Proceeding as before:

\delta_{k+1} \leq (1 - \alpha^k)\delta_k + \frac{L}{2}(\alpha^k)^2 d_{\mathcal{C}}^2 + (\alpha^k)^2 M \delta = (1 - \alpha^k)\delta_k + \frac{(\alpha^k)^2}{2}M(1 + \delta).

By induction with \delta_k \leq \frac{M(1+\delta)}{k+2}:

\delta_{k+1} \leq \frac{k}{k+2} \cdot \frac{M(1+\delta)}{k+2} + \frac{2M(1+\delta)}{(k+2)^2} = \frac{M(1+\delta)(k+2)}{(k+2)^2} = \frac{M(1+\delta)}{k+2}.

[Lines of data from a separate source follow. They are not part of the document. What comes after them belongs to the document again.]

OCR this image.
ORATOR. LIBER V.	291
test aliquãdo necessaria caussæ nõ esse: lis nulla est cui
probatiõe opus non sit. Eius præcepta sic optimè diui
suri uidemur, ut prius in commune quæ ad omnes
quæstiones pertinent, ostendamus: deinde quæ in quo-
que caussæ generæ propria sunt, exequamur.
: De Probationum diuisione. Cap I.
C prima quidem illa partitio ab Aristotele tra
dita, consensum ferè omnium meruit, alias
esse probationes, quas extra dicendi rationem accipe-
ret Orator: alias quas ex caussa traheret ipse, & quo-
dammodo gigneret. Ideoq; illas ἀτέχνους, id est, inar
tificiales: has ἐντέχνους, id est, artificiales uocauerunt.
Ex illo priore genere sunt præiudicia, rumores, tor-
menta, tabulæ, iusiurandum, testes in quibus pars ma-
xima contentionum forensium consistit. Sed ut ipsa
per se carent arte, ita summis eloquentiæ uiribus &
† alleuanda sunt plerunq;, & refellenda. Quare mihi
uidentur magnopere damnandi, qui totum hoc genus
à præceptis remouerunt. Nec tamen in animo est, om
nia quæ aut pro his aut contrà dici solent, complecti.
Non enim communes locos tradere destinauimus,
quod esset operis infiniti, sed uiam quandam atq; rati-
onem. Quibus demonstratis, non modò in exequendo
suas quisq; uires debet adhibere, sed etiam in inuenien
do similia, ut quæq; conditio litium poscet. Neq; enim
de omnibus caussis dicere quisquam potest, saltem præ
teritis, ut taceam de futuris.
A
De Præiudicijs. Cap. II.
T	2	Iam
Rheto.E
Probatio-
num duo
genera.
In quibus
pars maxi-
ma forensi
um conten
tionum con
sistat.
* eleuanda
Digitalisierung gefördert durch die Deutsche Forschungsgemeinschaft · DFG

Tightening as in the exact case gives \delta_{k+1} \leq \frac{M(1+\delta)}{k+3}. \blacksquare

The inexact guarantee shows that Frank–Wolfe is robust to approximation: a \delta-approximate oracle degrades the convergence rate by only a multiplicative factor of (1 + \delta). This is important for scalability, as it allows the use of fast approximate solvers for the linear subproblem.

7.6 Summary

Method	Setting	Rate	Iterations for \varepsilon-error
Projected GD (nonconvex)	Smooth	\frac{1}{K}\sum \\|g_{\mathcal{C}}\\|_2^2 = O(1/K)	O(1/\varepsilon)
Projected GD (convex)	Smooth	f(x^k) - f^* = O(1/K)	O(1/\varepsilon)
Projected GD (strongly convex)	Smooth	(1-\mu/L)^k	O(\kappa \log(1/\varepsilon))
Frank–Wolfe	Convex + Smooth	O(1/K)	O(1/\varepsilon)

The key takeaway is that the constraint does not slow down convergence: projected GD achieves exactly the same rates as unconstrained GD. The only additional cost is the projection itself. When projection is cheap (orthant, box, ball, simplex), projected GD is the method of choice. When projection is expensive but linear optimization is cheap (polytopes, spectral sets), Frank–Wolfe provides an efficient alternative at the cost of giving up linear convergence under strong convexity.

Looking Ahead

In the next chapter we study subgradient methods, which extend gradient descent to nonsmooth convex objectives by replacing gradients with subgradients. We will develop the subdifferential calculus and prove convergence rates for projected subgradient descent.